D. Little Rock Family Planning Services v. Dalton, 60 F. 3d 497 (8th Cir. 1995)

In a consolidated action, the Eighth Circuit Court of Appeals addressed an amendment to the Arkansas State constitution and a Nebraska State regulation that prohibited state funding for abortion except to save the life of the mother. The Circuit Court of Appeals affirmed the District Courts' decisions to strike the prohibition, holding that to deny state funding to Medicaid-eligible women for abortions in cases of rape or incest is a violation the Hyde Amendment. The Circuit Court rejected the defendants' argument that the Hyde Amendment is an appropriations measure that merely prohibits the use of federal funds for certain medical services. The Court reiterated a prior holding that the Hyde Amendment substantively amended the Medicaid statute. The court also confirmed that the Hyde Amendment does not affect states' underlying obligation imposed by Title XIX and federal Medicaid regulation to fund abortions for which federal reimbursement is available.

CONCLUSIONS

1. Because there is no requirement of parental consent or notification in Illinois, a pregnant minor may consent to her own health care if she is competent to make such decisions.

2. As a health care provider, a hospital may have an obligation to advise a pregnant minor of her treatment alternatives. A hospital should not impede the pregnant minor from making an immediate, informed decision, as time is of the essence in a pregnancy situation. As a health care provider, the hospital may have an obligation to facilitate the minor's safe treatment.
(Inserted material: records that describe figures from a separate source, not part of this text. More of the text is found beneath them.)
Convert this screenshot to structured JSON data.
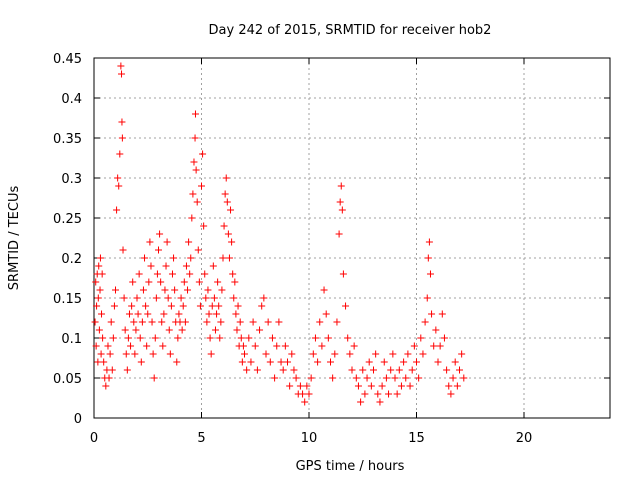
{
  "chart_data": {
    "type": "scatter",
    "title": "Day 242 of 2015, SRMTID for receiver hob2",
    "xlabel": "GPS time / hours",
    "ylabel": "SRMTID / TECUs",
    "xlim": [
      0,
      24
    ],
    "ylim": [
      0,
      0.45
    ],
    "xticks": [
      0,
      5,
      10,
      15,
      20
    ],
    "xtick_labels": [
      "0",
      "5",
      "10",
      "15",
      "20"
    ],
    "yticks": [
      0,
      0.05,
      0.1,
      0.15,
      0.2,
      0.25,
      0.3,
      0.35,
      0.4,
      0.45
    ],
    "ytick_labels": [
      "0",
      "0.05",
      "0.1",
      "0.15",
      "0.2",
      "0.25",
      "0.3",
      "0.35",
      "0.4",
      "0.45"
    ],
    "grid": true,
    "marker": "+",
    "series": [
      {
        "color": "#ff0000",
        "points": [
          [
            0.05,
            0.12
          ],
          [
            0.08,
            0.17
          ],
          [
            0.1,
            0.09
          ],
          [
            0.12,
            0.14
          ],
          [
            0.15,
            0.18
          ],
          [
            0.18,
            0.07
          ],
          [
            0.2,
            0.15
          ],
          [
            0.22,
            0.19
          ],
          [
            0.25,
            0.11
          ],
          [
            0.28,
            0.16
          ],
          [
            0.3,
            0.2
          ],
          [
            0.33,
            0.08
          ],
          [
            0.35,
            0.13
          ],
          [
            0.38,
            0.18
          ],
          [
            0.4,
            0.1
          ],
          [
            0.45,
            0.07
          ],
          [
            0.5,
            0.05
          ],
          [
            0.55,
            0.04
          ],
          [
            0.6,
            0.06
          ],
          [
            0.65,
            0.09
          ],
          [
            0.7,
            0.05
          ],
          [
            0.75,
            0.08
          ],
          [
            0.8,
            0.12
          ],
          [
            0.85,
            0.06
          ],
          [
            0.9,
            0.1
          ],
          [
            0.95,
            0.14
          ],
          [
            1.0,
            0.16
          ],
          [
            1.05,
            0.26
          ],
          [
            1.1,
            0.3
          ],
          [
            1.15,
            0.29
          ],
          [
            1.2,
            0.33
          ],
          [
            1.25,
            0.44
          ],
          [
            1.28,
            0.43
          ],
          [
            1.3,
            0.37
          ],
          [
            1.32,
            0.35
          ],
          [
            1.35,
            0.21
          ],
          [
            1.4,
            0.15
          ],
          [
            1.45,
            0.11
          ],
          [
            1.5,
            0.08
          ],
          [
            1.55,
            0.06
          ],
          [
            1.6,
            0.1
          ],
          [
            1.65,
            0.13
          ],
          [
            1.7,
            0.09
          ],
          [
            1.75,
            0.14
          ],
          [
            1.8,
            0.17
          ],
          [
            1.85,
            0.12
          ],
          [
            1.9,
            0.08
          ],
          [
            1.95,
            0.11
          ],
          [
            2.0,
            0.15
          ],
          [
            2.05,
            0.13
          ],
          [
            2.1,
            0.18
          ],
          [
            2.15,
            0.1
          ],
          [
            2.2,
            0.07
          ],
          [
            2.25,
            0.12
          ],
          [
            2.3,
            0.16
          ],
          [
            2.35,
            0.2
          ],
          [
            2.4,
            0.14
          ],
          [
            2.45,
            0.09
          ],
          [
            2.5,
            0.13
          ],
          [
            2.55,
            0.17
          ],
          [
            2.6,
            0.22
          ],
          [
            2.65,
            0.19
          ],
          [
            2.7,
            0.12
          ],
          [
            2.75,
            0.08
          ],
          [
            2.8,
            0.05
          ],
          [
            2.85,
            0.1
          ],
          [
            2.9,
            0.15
          ],
          [
            2.95,
            0.18
          ],
          [
            3.0,
            0.21
          ],
          [
            3.05,
            0.23
          ],
          [
            3.1,
            0.17
          ],
          [
            3.15,
            0.12
          ],
          [
            3.2,
            0.09
          ],
          [
            3.25,
            0.13
          ],
          [
            3.3,
            0.16
          ],
          [
            3.35,
            0.19
          ],
          [
            3.4,
            0.22
          ],
          [
            3.45,
            0.15
          ],
          [
            3.5,
            0.11
          ],
          [
            3.55,
            0.08
          ],
          [
            3.6,
            0.14
          ],
          [
            3.65,
            0.18
          ],
          [
            3.7,
            0.2
          ],
          [
            3.75,
            0.16
          ],
          [
            3.8,
            0.12
          ],
          [
            3.85,
            0.07
          ],
          [
            3.9,
            0.1
          ],
          [
            3.95,
            0.13
          ],
          [
            4.0,
            0.12
          ],
          [
            4.05,
            0.15
          ],
          [
            4.1,
            0.11
          ],
          [
            4.15,
            0.14
          ],
          [
            4.2,
            0.17
          ],
          [
            4.25,
            0.12
          ],
          [
            4.3,
            0.19
          ],
          [
            4.35,
            0.16
          ],
          [
            4.4,
            0.22
          ],
          [
            4.45,
            0.18
          ],
          [
            4.5,
            0.2
          ],
          [
            4.55,
            0.25
          ],
          [
            4.6,
            0.28
          ],
          [
            4.65,
            0.32
          ],
          [
            4.7,
            0.35
          ],
          [
            4.72,
            0.38
          ],
          [
            4.75,
            0.31
          ],
          [
            4.8,
            0.27
          ],
          [
            4.85,
            0.21
          ],
          [
            4.9,
            0.17
          ],
          [
            4.95,
            0.14
          ],
          [
            5.0,
            0.29
          ],
          [
            5.05,
            0.33
          ],
          [
            5.1,
            0.24
          ],
          [
            5.15,
            0.18
          ],
          [
            5.2,
            0.15
          ],
          [
            5.25,
            0.12
          ],
          [
            5.3,
            0.16
          ],
          [
            5.35,
            0.13
          ],
          [
            5.4,
            0.1
          ],
          [
            5.45,
            0.08
          ],
          [
            5.5,
            0.14
          ],
          [
            5.55,
            0.19
          ],
          [
            5.6,
            0.15
          ],
          [
            5.65,
            0.11
          ],
          [
            5.7,
            0.13
          ],
          [
            5.75,
            0.17
          ],
          [
            5.8,
            0.14
          ],
          [
            5.85,
            0.1
          ],
          [
            5.9,
            0.12
          ],
          [
            5.95,
            0.16
          ],
          [
            6.0,
            0.2
          ],
          [
            6.05,
            0.24
          ],
          [
            6.1,
            0.28
          ],
          [
            6.15,
            0.3
          ],
          [
            6.2,
            0.27
          ],
          [
            6.25,
            0.23
          ],
          [
            6.3,
            0.2
          ],
          [
            6.35,
            0.26
          ],
          [
            6.4,
            0.22
          ],
          [
            6.45,
            0.18
          ],
          [
            6.5,
            0.15
          ],
          [
            6.55,
            0.17
          ],
          [
            6.6,
            0.13
          ],
          [
            6.65,
            0.11
          ],
          [
            6.7,
            0.14
          ],
          [
            6.75,
            0.09
          ],
          [
            6.8,
            0.12
          ],
          [
            6.85,
            0.1
          ],
          [
            6.9,
            0.07
          ],
          [
            6.95,
            0.09
          ],
          [
            7.0,
            0.08
          ],
          [
            7.1,
            0.06
          ],
          [
            7.2,
            0.1
          ],
          [
            7.3,
            0.07
          ],
          [
            7.4,
            0.12
          ],
          [
            7.5,
            0.09
          ],
          [
            7.6,
            0.06
          ],
          [
            7.7,
            0.11
          ],
          [
            7.8,
            0.14
          ],
          [
            7.9,
            0.15
          ],
          [
            8.0,
            0.08
          ],
          [
            8.1,
            0.12
          ],
          [
            8.2,
            0.07
          ],
          [
            8.3,
            0.1
          ],
          [
            8.4,
            0.05
          ],
          [
            8.5,
            0.09
          ],
          [
            8.6,
            0.12
          ],
          [
            8.7,
            0.07
          ],
          [
            8.8,
            0.06
          ],
          [
            8.9,
            0.09
          ],
          [
            9.0,
            0.07
          ],
          [
            9.1,
            0.04
          ],
          [
            9.2,
            0.08
          ],
          [
            9.3,
            0.06
          ],
          [
            9.4,
            0.05
          ],
          [
            9.5,
            0.03
          ],
          [
            9.6,
            0.04
          ],
          [
            9.7,
            0.03
          ],
          [
            9.8,
            0.02
          ],
          [
            9.9,
            0.04
          ],
          [
            10.0,
            0.03
          ],
          [
            10.1,
            0.05
          ],
          [
            10.2,
            0.08
          ],
          [
            10.3,
            0.1
          ],
          [
            10.4,
            0.07
          ],
          [
            10.5,
            0.12
          ],
          [
            10.6,
            0.09
          ],
          [
            10.7,
            0.16
          ],
          [
            10.8,
            0.13
          ],
          [
            10.9,
            0.1
          ],
          [
            11.0,
            0.07
          ],
          [
            11.1,
            0.05
          ],
          [
            11.2,
            0.08
          ],
          [
            11.3,
            0.12
          ],
          [
            11.4,
            0.23
          ],
          [
            11.45,
            0.27
          ],
          [
            11.5,
            0.29
          ],
          [
            11.55,
            0.26
          ],
          [
            11.6,
            0.18
          ],
          [
            11.7,
            0.14
          ],
          [
            11.8,
            0.1
          ],
          [
            11.9,
            0.08
          ],
          [
            12.0,
            0.06
          ],
          [
            12.1,
            0.09
          ],
          [
            12.2,
            0.05
          ],
          [
            12.3,
            0.04
          ],
          [
            12.4,
            0.02
          ],
          [
            12.5,
            0.06
          ],
          [
            12.6,
            0.03
          ],
          [
            12.7,
            0.05
          ],
          [
            12.8,
            0.07
          ],
          [
            12.9,
            0.04
          ],
          [
            13.0,
            0.06
          ],
          [
            13.1,
            0.08
          ],
          [
            13.2,
            0.03
          ],
          [
            13.3,
            0.02
          ],
          [
            13.4,
            0.04
          ],
          [
            13.5,
            0.07
          ],
          [
            13.6,
            0.05
          ],
          [
            13.7,
            0.03
          ],
          [
            13.8,
            0.06
          ],
          [
            13.9,
            0.08
          ],
          [
            14.0,
            0.05
          ],
          [
            14.1,
            0.03
          ],
          [
            14.2,
            0.06
          ],
          [
            14.3,
            0.04
          ],
          [
            14.4,
            0.07
          ],
          [
            14.5,
            0.05
          ],
          [
            14.6,
            0.08
          ],
          [
            14.7,
            0.04
          ],
          [
            14.8,
            0.06
          ],
          [
            14.9,
            0.09
          ],
          [
            15.0,
            0.07
          ],
          [
            15.1,
            0.05
          ],
          [
            15.2,
            0.1
          ],
          [
            15.3,
            0.08
          ],
          [
            15.4,
            0.12
          ],
          [
            15.5,
            0.15
          ],
          [
            15.55,
            0.2
          ],
          [
            15.6,
            0.22
          ],
          [
            15.65,
            0.18
          ],
          [
            15.7,
            0.13
          ],
          [
            15.8,
            0.09
          ],
          [
            15.9,
            0.11
          ],
          [
            16.0,
            0.07
          ],
          [
            16.1,
            0.09
          ],
          [
            16.2,
            0.13
          ],
          [
            16.3,
            0.1
          ],
          [
            16.4,
            0.06
          ],
          [
            16.5,
            0.04
          ],
          [
            16.6,
            0.03
          ],
          [
            16.7,
            0.05
          ],
          [
            16.8,
            0.07
          ],
          [
            16.9,
            0.04
          ],
          [
            17.0,
            0.06
          ],
          [
            17.1,
            0.08
          ],
          [
            17.2,
            0.05
          ]
        ]
      }
    ]
  }
}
3. A state may not condition the availability of federal funding for an abortion to situations where the expectant mother's life is at stake.
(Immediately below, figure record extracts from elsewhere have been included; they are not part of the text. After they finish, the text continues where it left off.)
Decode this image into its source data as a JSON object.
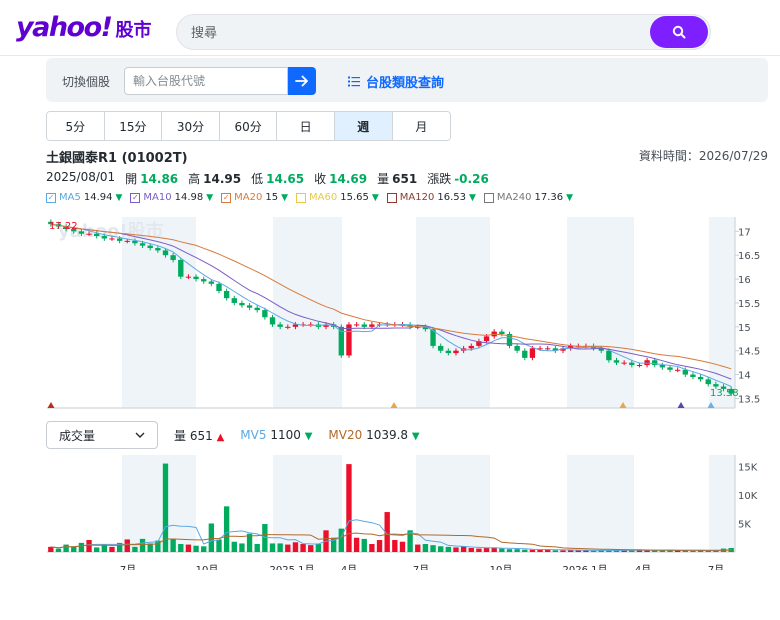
{
  "header": {
    "logo_text": "yahoo!",
    "logo_sub": "股市",
    "search_placeholder": "搜尋"
  },
  "toolbar": {
    "switch_label": "切換個股",
    "stock_input_placeholder": "輸入台股代號",
    "category_link": "台股類股查詢"
  },
  "periods": [
    {
      "label": "5分",
      "active": false
    },
    {
      "label": "15分",
      "active": false
    },
    {
      "label": "30分",
      "active": false
    },
    {
      "label": "60分",
      "active": false
    },
    {
      "label": "日",
      "active": false
    },
    {
      "label": "週",
      "active": true
    },
    {
      "label": "月",
      "active": false
    }
  ],
  "stock": {
    "title": "土銀國泰R1 (01002T)",
    "data_time": "資料時間：2026/07/29",
    "date": "2025/08/01",
    "open_label": "開",
    "open": "14.86",
    "high_label": "高",
    "high": "14.95",
    "low_label": "低",
    "low": "14.65",
    "close_label": "收",
    "close": "14.69",
    "volume_label": "量",
    "volume": "651",
    "change_label": "漲跌",
    "change": "-0.26"
  },
  "ma_legend": [
    {
      "name": "MA5",
      "value": "14.94",
      "color": "#5aa9e6",
      "checked": true
    },
    {
      "name": "MA10",
      "value": "14.98",
      "color": "#7b5cc8",
      "checked": true
    },
    {
      "name": "MA20",
      "value": "15",
      "color": "#d87a3c",
      "checked": true
    },
    {
      "name": "MA60",
      "value": "15.65",
      "color": "#e8c94a",
      "checked": false
    },
    {
      "name": "MA120",
      "value": "16.53",
      "color": "#8b3a2e",
      "checked": false
    },
    {
      "name": "MA240",
      "value": "17.36",
      "color": "#777777",
      "checked": false
    }
  ],
  "volume_panel": {
    "select_value": "成交量",
    "vol_label": "量",
    "vol_value": "651",
    "mv5_label": "MV5",
    "mv5_value": "1100",
    "mv5_color": "#5aa9e6",
    "mv20_label": "MV20",
    "mv20_value": "1039.8",
    "mv20_color": "#b06a2a"
  },
  "chart_data": {
    "type": "candlestick",
    "price_axis_ticks": [
      "17",
      "16.5",
      "16",
      "15.5",
      "15",
      "14.5",
      "14",
      "13.5"
    ],
    "price_ylim": [
      13.3,
      17.3
    ],
    "high_marker": "17.22",
    "low_marker": "13.58",
    "volume_axis_ticks": [
      "15K",
      "10K",
      "5K"
    ],
    "volume_ylim": [
      0,
      17000
    ],
    "x_tick_labels": [
      "7月",
      "10月",
      "2025 1月",
      "4月",
      "7月",
      "10月",
      "2026 1月",
      "4月",
      "7月"
    ],
    "closes": [
      17.15,
      17.1,
      17.05,
      17.0,
      16.95,
      16.95,
      16.9,
      16.85,
      16.85,
      16.8,
      16.8,
      16.75,
      16.7,
      16.65,
      16.6,
      16.5,
      16.4,
      16.05,
      16.05,
      16.0,
      15.95,
      15.9,
      15.75,
      15.6,
      15.5,
      15.45,
      15.4,
      15.35,
      15.2,
      15.05,
      15.0,
      15.0,
      15.05,
      15.05,
      15.05,
      15.0,
      15.05,
      15.0,
      14.4,
      15.05,
      15.05,
      15.0,
      15.05,
      15.05,
      15.05,
      15.05,
      15.05,
      15.0,
      15.0,
      14.95,
      14.6,
      14.5,
      14.45,
      14.5,
      14.55,
      14.6,
      14.7,
      14.8,
      14.9,
      14.85,
      14.6,
      14.5,
      14.35,
      14.55,
      14.55,
      14.55,
      14.5,
      14.55,
      14.6,
      14.6,
      14.6,
      14.55,
      14.5,
      14.3,
      14.25,
      14.25,
      14.2,
      14.2,
      14.3,
      14.2,
      14.15,
      14.1,
      14.1,
      14.0,
      13.95,
      13.9,
      13.8,
      13.75,
      13.7,
      13.6
    ],
    "volumes": [
      900,
      600,
      1300,
      900,
      1600,
      2100,
      800,
      1300,
      900,
      1600,
      2200,
      900,
      2300,
      1500,
      2000,
      15500,
      2200,
      1400,
      1300,
      1100,
      1000,
      5000,
      2200,
      8000,
      1800,
      1500,
      3200,
      1400,
      4900,
      1500,
      1500,
      1300,
      1700,
      1400,
      1200,
      1400,
      3800,
      2500,
      4100,
      15400,
      2500,
      2300,
      1400,
      2100,
      7000,
      2100,
      1800,
      3800,
      1300,
      1400,
      1200,
      1000,
      900,
      800,
      1000,
      700,
      600,
      700,
      800,
      600,
      500,
      500,
      400,
      400,
      400,
      500,
      300,
      300,
      300,
      300,
      300,
      200,
      300,
      300,
      300,
      300,
      300,
      300,
      300,
      300,
      300,
      400,
      300,
      300,
      200,
      300,
      200,
      300,
      600,
      700
    ]
  }
}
On a writ of certiorari to the United States Supreme Court, the Court held in Dalton v. Little Rock Family Planning Services, 516 U.S. 474 (1996), that Arkansas’ Amendment 68 can be enjoined only to the extent that it imposes obligations inconsistent with Title XIX. The Court also held that because Amendment 68 was challenged only insofar as it conflicted with Title XIX, it was improper to enjoin its application to funding that does not involve the Medicaid program. The Court reversed the decision of the Eighth Circuit.

In March of this year the Court of Civil Appeals of Alabama In the Matter of Anonymous, No. 2970565, 1998 Ala. Civ. App. LEXIS 183, reversed and remanded the decision of the trial court and granted permission for a minor to be allowed to proceed with an abortion without first receiving parental consent. The court reversed the decision because it held the minor had shown she was informed of the emotional consequences of having an abortion. The minor had talked with the father, her sister, her school counselor, and two counselors at the women’s clinic. The court also held that her voluntary decision to resort to the judicial process and requesting legal representation showed maturity on her part. Under those circumstances the court held that she was in fact mature enough and well informed and in her best interests to grant the parental-consent waiver.
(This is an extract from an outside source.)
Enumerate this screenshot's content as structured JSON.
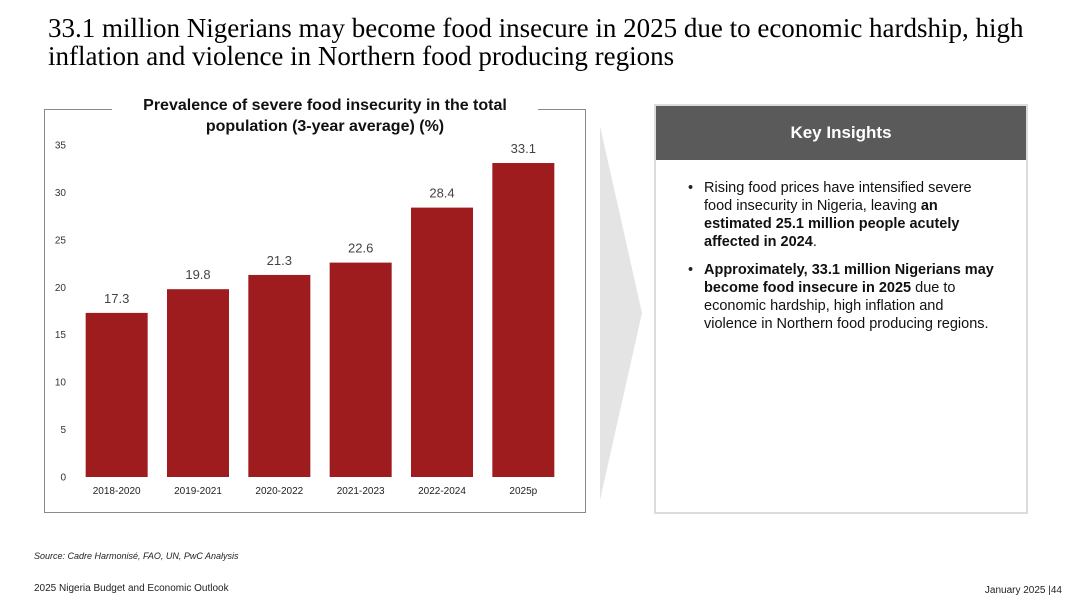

On the other hand the Supreme Court of Nebraska in December of last year and again in January of this year denied a minor the parental-consent waiver. In re Petition of Anonymous 1, 253 Neb. 485 (December 12, 1997); In re Petition of Anonymous 2, 251 Neb. 424 (January 10, 1998). The Supreme Court in both cases held that the minor was not fully informed of the emotional consequences involved with an abortion. Both minors had sought counseling from a Planned Parenthood Center and Anonymous 1 had talked to her sister. The Court held this was not enough. The court in both cases held the minor was immature and did not provide a sufficient rationale of why notifying one parent would not be in her best interests. The decisions of the district courts were affirmed.